Outra fonte de divergência é a relação que os dois autores mantinham com o
marxismo. Enquanto Mariátegui enxerga o marxismo como uma crítica do status quo, ou seja,
como um “guia para ação” (com todos os problemas que a ausência sistemática de uma
reflexão epistemológica traz), Haya de la Torre enxerga o marxismo como “filosofia da
história”, cuja validade repousa apenas para o território europeu.
A concepção de marxismo de Haya de la Torre traz como implicação a luta de classes
e eleição da nação como elemento central da ação revolucionária (“somos de esquerda,
porque somos anti-imperialistas”). Mariátegui, em sua tese da “formação nacional
incompleta” se localiza numa posição diametralmente oposta. A criação da nação é o meio em
torno do qual a classe trabalhadora se organizaria para realizar a sua Revolução (“somos anti-
imperialistas, porque somos socialistas”).

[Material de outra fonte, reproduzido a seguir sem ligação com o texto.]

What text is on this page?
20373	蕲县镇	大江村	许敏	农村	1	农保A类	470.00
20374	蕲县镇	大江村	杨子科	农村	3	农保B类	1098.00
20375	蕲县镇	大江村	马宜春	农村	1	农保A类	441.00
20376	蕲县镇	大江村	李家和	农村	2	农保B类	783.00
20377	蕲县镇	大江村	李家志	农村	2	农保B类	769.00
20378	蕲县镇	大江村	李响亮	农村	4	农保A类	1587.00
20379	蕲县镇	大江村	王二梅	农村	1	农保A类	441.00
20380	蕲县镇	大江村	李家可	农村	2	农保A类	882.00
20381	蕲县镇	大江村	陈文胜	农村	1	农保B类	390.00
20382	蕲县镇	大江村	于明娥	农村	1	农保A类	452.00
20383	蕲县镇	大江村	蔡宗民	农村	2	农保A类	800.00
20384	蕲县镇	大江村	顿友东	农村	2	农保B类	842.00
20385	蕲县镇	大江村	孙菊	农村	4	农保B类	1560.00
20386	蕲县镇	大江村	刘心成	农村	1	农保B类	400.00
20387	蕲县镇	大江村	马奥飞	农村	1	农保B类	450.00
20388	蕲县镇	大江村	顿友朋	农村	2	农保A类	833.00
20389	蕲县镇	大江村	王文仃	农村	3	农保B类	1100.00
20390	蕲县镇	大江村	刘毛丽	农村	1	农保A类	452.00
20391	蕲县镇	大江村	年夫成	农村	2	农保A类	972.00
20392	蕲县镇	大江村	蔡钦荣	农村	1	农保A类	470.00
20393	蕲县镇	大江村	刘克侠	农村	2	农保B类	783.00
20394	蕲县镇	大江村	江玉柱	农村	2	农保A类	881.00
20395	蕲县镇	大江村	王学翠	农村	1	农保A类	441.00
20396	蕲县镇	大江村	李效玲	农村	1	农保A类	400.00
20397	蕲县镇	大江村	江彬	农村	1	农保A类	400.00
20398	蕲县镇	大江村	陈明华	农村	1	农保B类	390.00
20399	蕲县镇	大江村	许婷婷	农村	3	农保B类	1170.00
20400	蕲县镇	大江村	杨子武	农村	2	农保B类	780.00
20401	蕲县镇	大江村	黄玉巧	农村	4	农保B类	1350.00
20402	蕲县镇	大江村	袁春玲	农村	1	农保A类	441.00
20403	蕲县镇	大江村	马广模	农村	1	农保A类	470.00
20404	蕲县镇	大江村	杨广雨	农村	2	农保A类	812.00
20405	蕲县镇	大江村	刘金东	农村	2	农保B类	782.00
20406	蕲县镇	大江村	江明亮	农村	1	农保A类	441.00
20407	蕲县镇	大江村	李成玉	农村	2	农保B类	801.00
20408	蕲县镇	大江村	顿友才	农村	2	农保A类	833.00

Trata-se, portanto, de uma divergência entre “meios” e “fins” da ação política. Entre
uma concepção que busca ser revolucionária, por ser nacionalista e outra que busca ser
nacionalista por ser revolucionária. Esta é questão da mais alta conta, pois a tradição marxista
latino-americana (salva raras exceções) sempre encontrou dificuldades para formular soluções
satisfatórias, tanto no campo da teoria quanto no campo da prática política, aos dilemas de um
continente que subsiste na periferia do capitalismo.
À primeira vista, podemos pensar que no mundo globalizado onde o Estado
supostamente perde sua força esta questão seja algo menor sobre a qual não vale a pena deter
atenção. Contudo, é preciso apontar que a retomada deste e dos outros debates que situam a
América Latina no contexto do mundo capitalista são importantes para repensarmos a
situação de hoje, em que a América Latina vai se configurando como um player importante
no jogo de forças da política internacional.